JUNB is a member of JUN family (JUN, JUNB and JUND) that can dimerize with one another, or with members of Fos and ATF families, to form AP-1 transcription factor. Comparing with JUN, the transactivation activity of JUNB is much weaker. Due to the small differences on the amino acid sequences in the basic DNA bindind domain, and leucine zipper domain, JUNB requires multiple AP-1 DNA binding sites for sufficient DNA binding. A number of studies demonstrated that JUNB antagonizes the functions of JUN in cell cycle regulation, proliferation and transformation by competing with JUN to form less efficient transactivating dimers. Thus, JUNB was considered as a tumor suppressor.

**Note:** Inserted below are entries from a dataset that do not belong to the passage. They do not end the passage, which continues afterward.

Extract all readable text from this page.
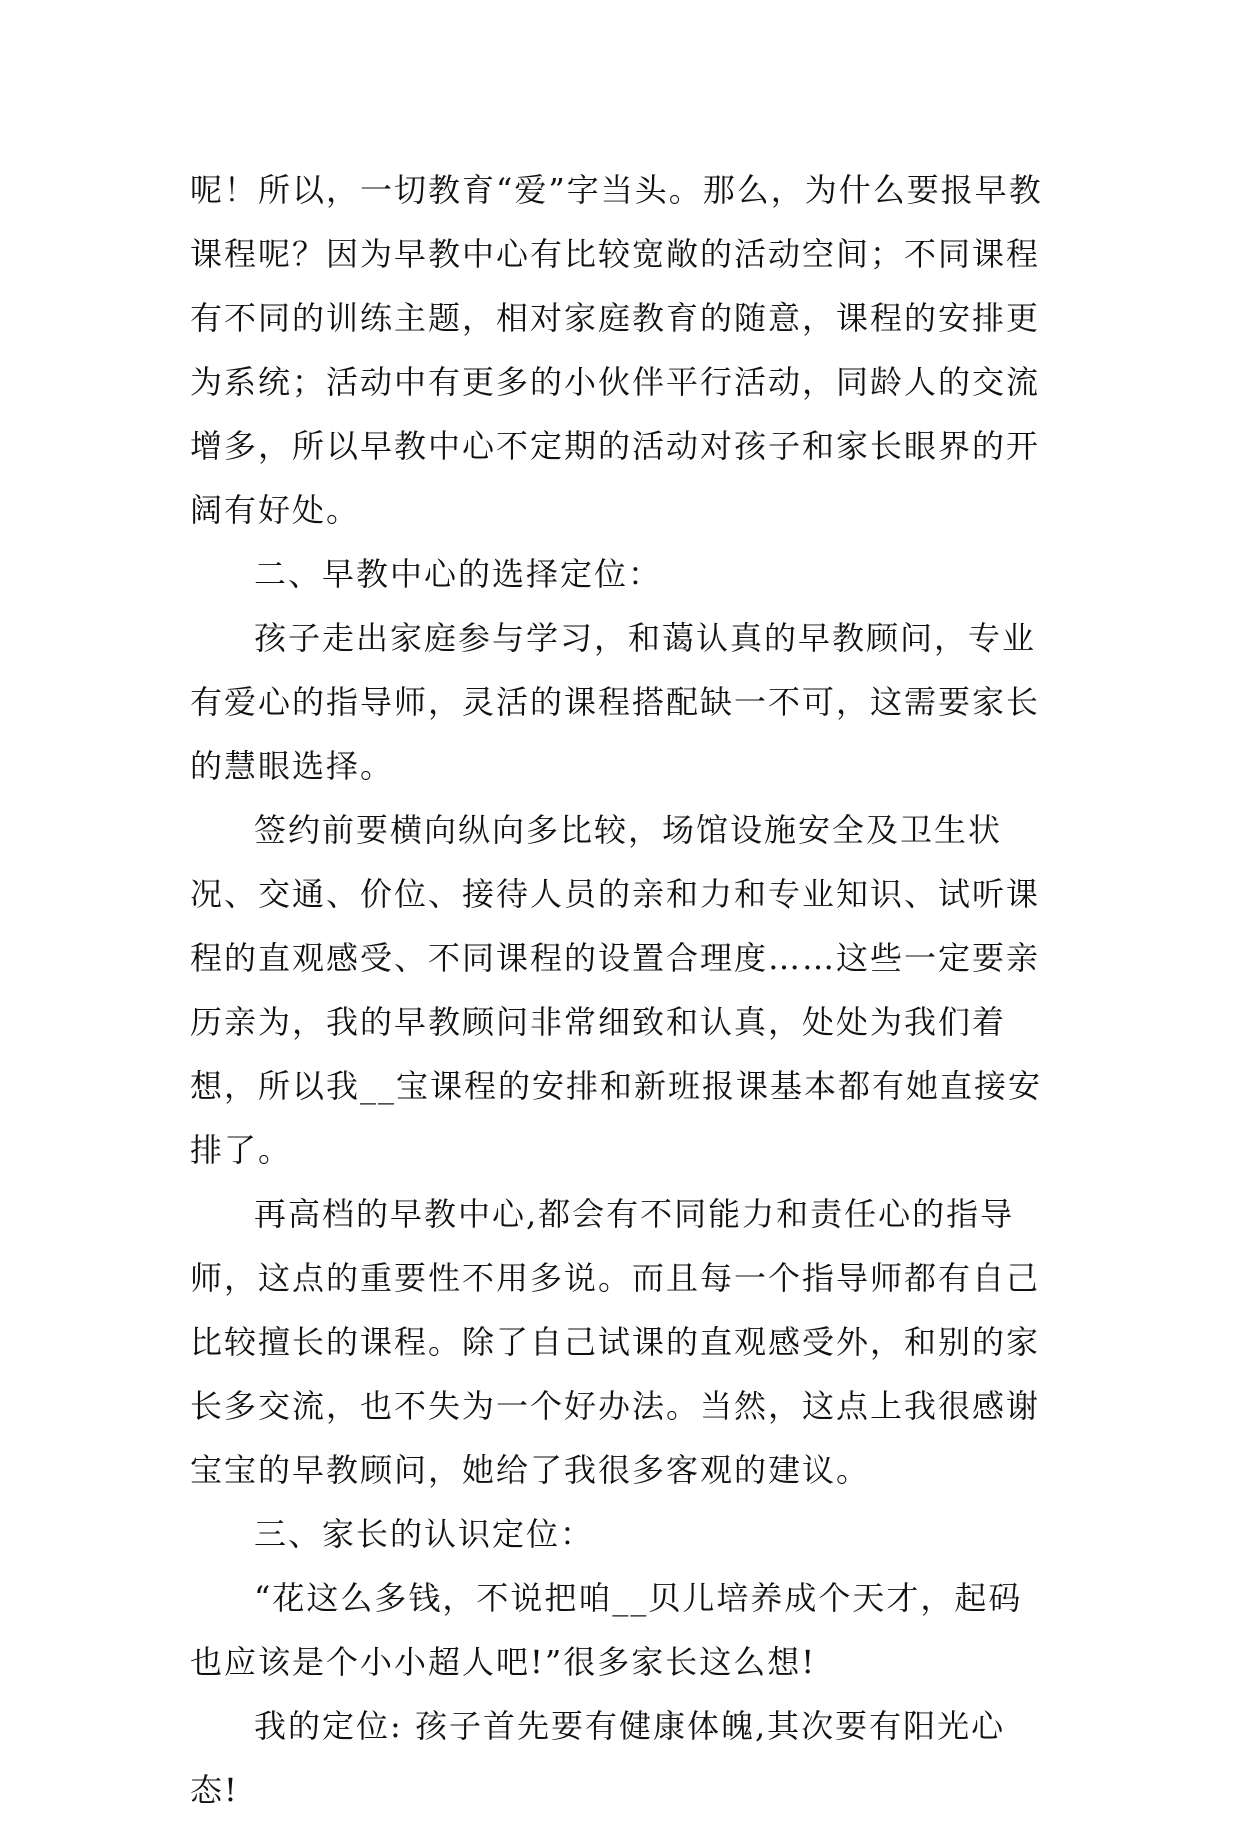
呢！所以，一切教育“爱”字当头。那么，为什么要报早教课程呢？因为早教中心有比较宽敞的活动空间；不同课程有不同的训练主题，相对家庭教育的随意，课程的安排更为系统；活动中有更多的小伙伴平行活动，同龄人的交流增多，所以早教中心不定期的活动对孩子和家长眼界的开阔有好处。

二、早教中心的选择定位：

孩子走出家庭参与学习，和蔼认真的早教顾问，专业有爱心的指导师，灵活的课程搭配缺一不可，这需要家长的慧眼选择。

签约前要横向纵向多比较，场馆设施安全及卫生状况、交通、价位、接待人员的亲和力和专业知识、试听课程的直观感受、不同课程的设置合理度……这些一定要亲历亲为，我的早教顾问非常细致和认真，处处为我们着想，所以我__宝课程的安排和新班报课基本都有她直接安排了。

再高档的早教中心,都会有不同能力和责任心的指导师，这点的重要性不用多说。而且每一个指导师都有自己比较擅长的课程。除了自己试课的直观感受外，和别的家长多交流，也不失为一个好办法。当然，这点上我很感谢宝宝的早教顾问，她给了我很多客观的建议。

三、家长的认识定位：

“花这么多钱，不说把咱__贝儿培养成个天才，起码也应该是个小小超人吧!”很多家长这么想!

我的定位: 孩子首先要有健康体魄,其次要有阳光心态!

In gene knockout studies, mice lacking Jun gene die during embryonic day 12.5 and 13.5, whereas embryos lacking JunB die earlier, around day 9.5, owing to vascular defects in the placenta and extraembryonic tissue. Interestingly; gene knock-in experiment indicated that JUNB could partially substitute the activities of JUN in mouse development and cell proliferation. As possible explanation for this is that in presence of JUN, JUNB is a negative regulator for JUN. In contrast, in the absence of JUN, JUNB may substitute JUN and activate AP-1 target genes required for development and cell proliferation.